22Le droit de suite du créancier titulaire d'une hypothèque maritime s'exerce au moyen de la procédure de la saisie-exécution (cf. supra C 2215 n os 9 à 27).

c. Les diverses issues de la procédure engagée.

23L'acquéreur d'un navire hypothéqué contre lequel le créancier exerce son droit de suite ne peut, à défaut de se prévaloir de la nullité de l'hypothèque ou de son inscription ou encore de son extinction, que purger le bâtiment de la garantie ou se laisser saisir.

1° Purge de l'hypothèque.

24Aux termes de l'article 21 du décret du 27 octobre 1967, l'acquéreur d'un bâtiment ou d'une portion de bâtiment hypothéqué qui veut se garantir des poursuites du créancier hypothécaire est tenu, avant la poursuite ou dans le délai de quinze jours suivant la réception du procès-verbal de saisie, de notifier à tous les créanciers inscrits, au domicile élu dans leurs inscriptions :

- un extrait de son titre, indiquant seulement la date et la nature de l'acte, le nom du vendeur, le nom, l'espèce et le tonnage du bâtiment et les charges faisant partie du prix ;

- un tableau sur trois colonnes dont la première contiendra la date des inscriptions, la seconde le nom des créanciers, la troisième le montant des créances inscrites.

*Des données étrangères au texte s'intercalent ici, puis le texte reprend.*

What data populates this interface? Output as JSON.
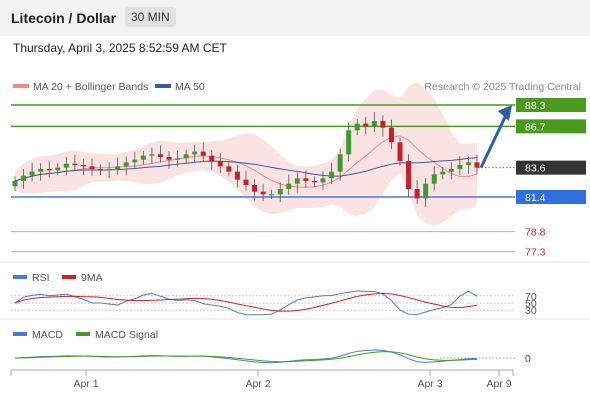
{
  "header": {
    "title": "Litecoin / Dollar",
    "timeframe": "30 MIN"
  },
  "datetime": "Thursday, April 3, 2025 8:52:59 AM CET",
  "legend": {
    "ma20_label": "MA 20 + Bollinger Bands",
    "ma50_label": "MA 50",
    "credit": "Research © 2025 Trading Central",
    "ma20_color": "#f08a8a",
    "ma50_color": "#3b5b9a"
  },
  "levels": [
    {
      "label": "88.3",
      "value": 88.3,
      "style": "green"
    },
    {
      "label": "86.7",
      "value": 86.7,
      "style": "green"
    },
    {
      "label": "83.6",
      "value": 83.6,
      "style": "current"
    },
    {
      "label": "81.4",
      "value": 81.4,
      "style": "blue"
    },
    {
      "label": "78.8",
      "value": 78.8,
      "style": "red"
    },
    {
      "label": "77.3",
      "value": 77.3,
      "style": "red"
    }
  ],
  "rsi": {
    "rsi_label": "RSI",
    "ma_label": "9MA",
    "rsi_color": "#4a7bd6",
    "ma_color": "#d42020",
    "levels": [
      "70",
      "50",
      "30"
    ]
  },
  "macd": {
    "macd_label": "MACD",
    "signal_label": "MACD Signal",
    "macd_color": "#4a7bd6",
    "signal_color": "#4a9a1e",
    "zero_label": "0"
  },
  "xaxis": {
    "labels": [
      "Apr 1",
      "Apr 2",
      "Apr 3",
      "Apr 9"
    ]
  },
  "chart_data": {
    "type": "line",
    "title": "Litecoin / Dollar",
    "timeframe": "30 MIN",
    "x_ticks": [
      "Apr 1",
      "Apr 2",
      "Apr 3",
      "Apr 9"
    ],
    "price_range": [
      76.5,
      89.5
    ],
    "resistance_levels": [
      88.3,
      86.7
    ],
    "current_price": 83.6,
    "support_levels": [
      81.4,
      78.8,
      77.3
    ],
    "forecast_target": 88.3,
    "close_approx": [
      82.6,
      83.0,
      83.3,
      83.5,
      83.4,
      83.6,
      83.9,
      83.8,
      83.7,
      83.5,
      83.4,
      83.5,
      83.7,
      84.0,
      84.2,
      84.5,
      84.6,
      84.4,
      84.2,
      84.3,
      84.6,
      84.8,
      84.5,
      84.1,
      83.7,
      83.3,
      82.7,
      82.3,
      81.8,
      81.6,
      81.6,
      82.0,
      82.4,
      82.8,
      82.6,
      82.5,
      82.8,
      83.3,
      84.6,
      86.4,
      86.9,
      86.7,
      87.1,
      86.6,
      85.5,
      84.1,
      82.0,
      81.3,
      82.4,
      83.1,
      83.3,
      83.5,
      83.8,
      84.0,
      83.6
    ],
    "rsi_range": [
      0,
      100
    ],
    "rsi_levels": [
      70,
      50,
      30
    ],
    "macd_zero": 0
  }
}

Il est rappelé que tout navire doit être pourvu d'un tableau sommaire des inscriptions hypothécaires à jour à la date de son départ.

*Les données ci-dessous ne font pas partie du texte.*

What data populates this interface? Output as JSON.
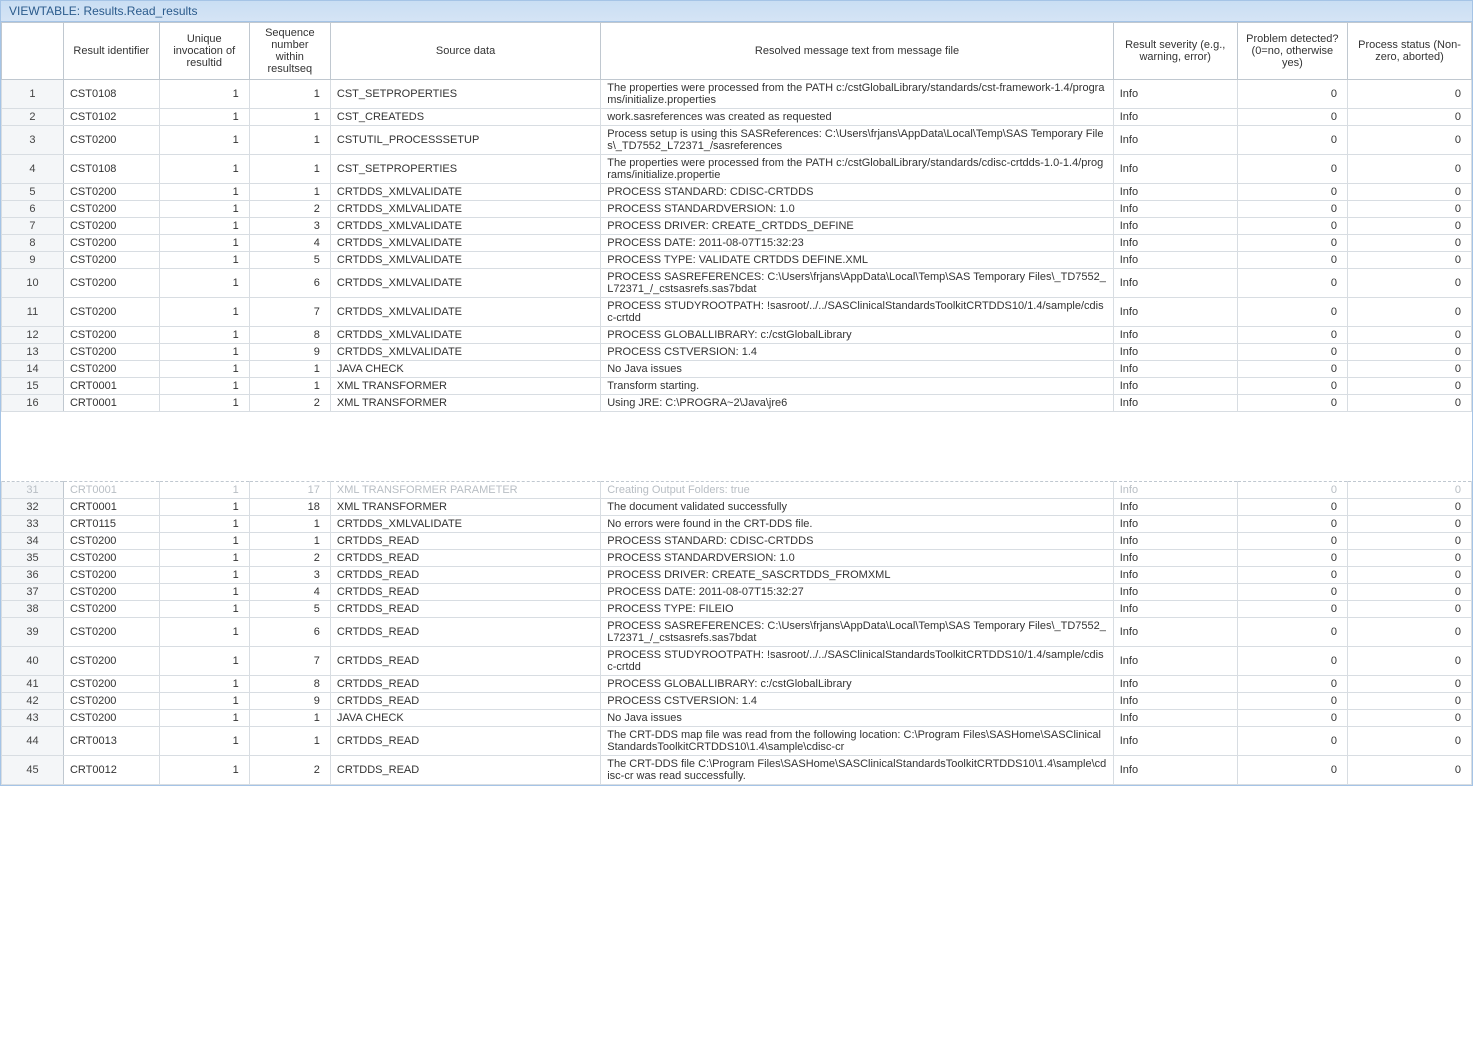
{
  "window": {
    "title": "VIEWTABLE: Results.Read_results"
  },
  "columns": [
    {
      "key": "rownum",
      "label": "",
      "class": "col-rownum"
    },
    {
      "key": "resultid",
      "label": "Result identifier",
      "class": "col-resultid"
    },
    {
      "key": "invoc",
      "label": "Unique invocation of resultid",
      "class": "col-invoc"
    },
    {
      "key": "seq",
      "label": "Sequence number within resultseq",
      "class": "col-seq"
    },
    {
      "key": "source",
      "label": "Source data",
      "class": "col-source"
    },
    {
      "key": "msg",
      "label": "Resolved message text from message file",
      "class": "col-msg"
    },
    {
      "key": "severity",
      "label": "Result severity (e.g., warning, error)",
      "class": "col-severity"
    },
    {
      "key": "problem",
      "label": "Problem detected? (0=no, otherwise yes)",
      "class": "col-problem"
    },
    {
      "key": "status",
      "label": "Process status (Non-zero, aborted)",
      "class": "col-status"
    }
  ],
  "rows_top": [
    {
      "n": "1",
      "id": "CST0108",
      "inv": "1",
      "seq": "1",
      "src": "CST_SETPROPERTIES",
      "msg": "The properties were processed from the PATH c:/cstGlobalLibrary/standards/cst-framework-1.4/programs/initialize.properties",
      "sev": "Info",
      "pd": "0",
      "ps": "0"
    },
    {
      "n": "2",
      "id": "CST0102",
      "inv": "1",
      "seq": "1",
      "src": "CST_CREATEDS",
      "msg": "work.sasreferences was created as requested",
      "sev": "Info",
      "pd": "0",
      "ps": "0"
    },
    {
      "n": "3",
      "id": "CST0200",
      "inv": "1",
      "seq": "1",
      "src": "CSTUTIL_PROCESSSETUP",
      "msg": "Process setup is using this SASReferences: C:\\Users\\frjans\\AppData\\Local\\Temp\\SAS Temporary Files\\_TD7552_L72371_/sasreferences",
      "sev": "Info",
      "pd": "0",
      "ps": "0"
    },
    {
      "n": "4",
      "id": "CST0108",
      "inv": "1",
      "seq": "1",
      "src": "CST_SETPROPERTIES",
      "msg": "The properties were processed from the PATH c:/cstGlobalLibrary/standards/cdisc-crtdds-1.0-1.4/programs/initialize.propertie",
      "sev": "Info",
      "pd": "0",
      "ps": "0"
    },
    {
      "n": "5",
      "id": "CST0200",
      "inv": "1",
      "seq": "1",
      "src": "CRTDDS_XMLVALIDATE",
      "msg": "PROCESS STANDARD: CDISC-CRTDDS",
      "sev": "Info",
      "pd": "0",
      "ps": "0"
    },
    {
      "n": "6",
      "id": "CST0200",
      "inv": "1",
      "seq": "2",
      "src": "CRTDDS_XMLVALIDATE",
      "msg": "PROCESS STANDARDVERSION: 1.0",
      "sev": "Info",
      "pd": "0",
      "ps": "0"
    },
    {
      "n": "7",
      "id": "CST0200",
      "inv": "1",
      "seq": "3",
      "src": "CRTDDS_XMLVALIDATE",
      "msg": "PROCESS DRIVER: CREATE_CRTDDS_DEFINE",
      "sev": "Info",
      "pd": "0",
      "ps": "0"
    },
    {
      "n": "8",
      "id": "CST0200",
      "inv": "1",
      "seq": "4",
      "src": "CRTDDS_XMLVALIDATE",
      "msg": "PROCESS DATE: 2011-08-07T15:32:23",
      "sev": "Info",
      "pd": "0",
      "ps": "0"
    },
    {
      "n": "9",
      "id": "CST0200",
      "inv": "1",
      "seq": "5",
      "src": "CRTDDS_XMLVALIDATE",
      "msg": "PROCESS TYPE: VALIDATE CRTDDS DEFINE.XML",
      "sev": "Info",
      "pd": "0",
      "ps": "0"
    },
    {
      "n": "10",
      "id": "CST0200",
      "inv": "1",
      "seq": "6",
      "src": "CRTDDS_XMLVALIDATE",
      "msg": "PROCESS SASREFERENCES: C:\\Users\\frjans\\AppData\\Local\\Temp\\SAS Temporary Files\\_TD7552_L72371_/_cstsasrefs.sas7bdat",
      "sev": "Info",
      "pd": "0",
      "ps": "0"
    },
    {
      "n": "11",
      "id": "CST0200",
      "inv": "1",
      "seq": "7",
      "src": "CRTDDS_XMLVALIDATE",
      "msg": "PROCESS STUDYROOTPATH: !sasroot/../../SASClinicalStandardsToolkitCRTDDS10/1.4/sample/cdisc-crtdd",
      "sev": "Info",
      "pd": "0",
      "ps": "0"
    },
    {
      "n": "12",
      "id": "CST0200",
      "inv": "1",
      "seq": "8",
      "src": "CRTDDS_XMLVALIDATE",
      "msg": "PROCESS GLOBALLIBRARY: c:/cstGlobalLibrary",
      "sev": "Info",
      "pd": "0",
      "ps": "0"
    },
    {
      "n": "13",
      "id": "CST0200",
      "inv": "1",
      "seq": "9",
      "src": "CRTDDS_XMLVALIDATE",
      "msg": "PROCESS CSTVERSION: 1.4",
      "sev": "Info",
      "pd": "0",
      "ps": "0"
    },
    {
      "n": "14",
      "id": "CST0200",
      "inv": "1",
      "seq": "1",
      "src": "JAVA CHECK",
      "msg": "No Java issues",
      "sev": "Info",
      "pd": "0",
      "ps": "0"
    },
    {
      "n": "15",
      "id": "CRT0001",
      "inv": "1",
      "seq": "1",
      "src": "XML TRANSFORMER",
      "msg": "Transform starting.",
      "sev": "Info",
      "pd": "0",
      "ps": "0"
    },
    {
      "n": "16",
      "id": "CRT0001",
      "inv": "1",
      "seq": "2",
      "src": "XML TRANSFORMER",
      "msg": "Using JRE: C:\\PROGRA~2\\Java\\jre6",
      "sev": "Info",
      "pd": "0",
      "ps": "0"
    }
  ],
  "row_faded": {
    "n": "31",
    "id": "CRT0001",
    "inv": "1",
    "seq": "17",
    "src": "XML TRANSFORMER PARAMETER",
    "msg": "Creating Output Folders: true",
    "sev": "Info",
    "pd": "0",
    "ps": "0"
  },
  "rows_bottom": [
    {
      "n": "32",
      "id": "CRT0001",
      "inv": "1",
      "seq": "18",
      "src": "XML TRANSFORMER",
      "msg": "The document validated successfully",
      "sev": "Info",
      "pd": "0",
      "ps": "0"
    },
    {
      "n": "33",
      "id": "CRT0115",
      "inv": "1",
      "seq": "1",
      "src": "CRTDDS_XMLVALIDATE",
      "msg": "No errors were found in the CRT-DDS file.",
      "sev": "Info",
      "pd": "0",
      "ps": "0"
    },
    {
      "n": "34",
      "id": "CST0200",
      "inv": "1",
      "seq": "1",
      "src": "CRTDDS_READ",
      "msg": "PROCESS STANDARD: CDISC-CRTDDS",
      "sev": "Info",
      "pd": "0",
      "ps": "0"
    },
    {
      "n": "35",
      "id": "CST0200",
      "inv": "1",
      "seq": "2",
      "src": "CRTDDS_READ",
      "msg": "PROCESS STANDARDVERSION: 1.0",
      "sev": "Info",
      "pd": "0",
      "ps": "0"
    },
    {
      "n": "36",
      "id": "CST0200",
      "inv": "1",
      "seq": "3",
      "src": "CRTDDS_READ",
      "msg": "PROCESS DRIVER: CREATE_SASCRTDDS_FROMXML",
      "sev": "Info",
      "pd": "0",
      "ps": "0"
    },
    {
      "n": "37",
      "id": "CST0200",
      "inv": "1",
      "seq": "4",
      "src": "CRTDDS_READ",
      "msg": "PROCESS DATE: 2011-08-07T15:32:27",
      "sev": "Info",
      "pd": "0",
      "ps": "0"
    },
    {
      "n": "38",
      "id": "CST0200",
      "inv": "1",
      "seq": "5",
      "src": "CRTDDS_READ",
      "msg": "PROCESS TYPE: FILEIO",
      "sev": "Info",
      "pd": "0",
      "ps": "0"
    },
    {
      "n": "39",
      "id": "CST0200",
      "inv": "1",
      "seq": "6",
      "src": "CRTDDS_READ",
      "msg": "PROCESS SASREFERENCES: C:\\Users\\frjans\\AppData\\Local\\Temp\\SAS Temporary Files\\_TD7552_L72371_/_cstsasrefs.sas7bdat",
      "sev": "Info",
      "pd": "0",
      "ps": "0"
    },
    {
      "n": "40",
      "id": "CST0200",
      "inv": "1",
      "seq": "7",
      "src": "CRTDDS_READ",
      "msg": "PROCESS STUDYROOTPATH: !sasroot/../../SASClinicalStandardsToolkitCRTDDS10/1.4/sample/cdisc-crtdd",
      "sev": "Info",
      "pd": "0",
      "ps": "0"
    },
    {
      "n": "41",
      "id": "CST0200",
      "inv": "1",
      "seq": "8",
      "src": "CRTDDS_READ",
      "msg": "PROCESS GLOBALLIBRARY: c:/cstGlobalLibrary",
      "sev": "Info",
      "pd": "0",
      "ps": "0"
    },
    {
      "n": "42",
      "id": "CST0200",
      "inv": "1",
      "seq": "9",
      "src": "CRTDDS_READ",
      "msg": "PROCESS CSTVERSION: 1.4",
      "sev": "Info",
      "pd": "0",
      "ps": "0"
    },
    {
      "n": "43",
      "id": "CST0200",
      "inv": "1",
      "seq": "1",
      "src": "JAVA CHECK",
      "msg": "No Java issues",
      "sev": "Info",
      "pd": "0",
      "ps": "0"
    },
    {
      "n": "44",
      "id": "CRT0013",
      "inv": "1",
      "seq": "1",
      "src": "CRTDDS_READ",
      "msg": "The CRT-DDS map file was read from the following location: C:\\Program Files\\SASHome\\SASClinicalStandardsToolkitCRTDDS10\\1.4\\sample\\cdisc-cr",
      "sev": "Info",
      "pd": "0",
      "ps": "0"
    },
    {
      "n": "45",
      "id": "CRT0012",
      "inv": "1",
      "seq": "2",
      "src": "CRTDDS_READ",
      "msg": "The CRT-DDS file C:\\Program Files\\SASHome\\SASClinicalStandardsToolkitCRTDDS10\\1.4\\sample\\cdisc-cr was read successfully.",
      "sev": "Info",
      "pd": "0",
      "ps": "0"
    }
  ]
}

La notification aux créanciers doit contenir constitution d'avocat près le Tribunal de grande instance.

Par ailleurs, par le même acte, l'acquéreur doit déclarer qu'il est prêt à acquitter sur le champ les dettes hypothécaires jusqu'à concurrence du prix d'acquisition sans distinction des dettes exigibles et non exigibles.

25Si les créanciers acceptent l'offre ainsi faite, ils bénéficient également du paiement des intérêts qui ont été colloqués au même titre que le principal de la créance.

S'ils renoncent à l'offre, ils ont droit de requérir la mise aux enchères du bâtiment ou d'une portion du bâtiment selon le cas en offrant de porter le prix proposé à un dixième en sus et de donner caution pour le paiement du prix et des charges.

La réquisition de la mise aux enchères, signée du ou des créanciers, doit être signifiée à l'acquéreur dans les dix jours des notifications faites par ce dernier. Elle doit contenir assignation devant le tribunal de grande instance du lieu où se trouve le navire ou, s'il est en cours de voyage, du lieu où il est attaché pour voir ordonner qu'il sera procédé aux enchères requises.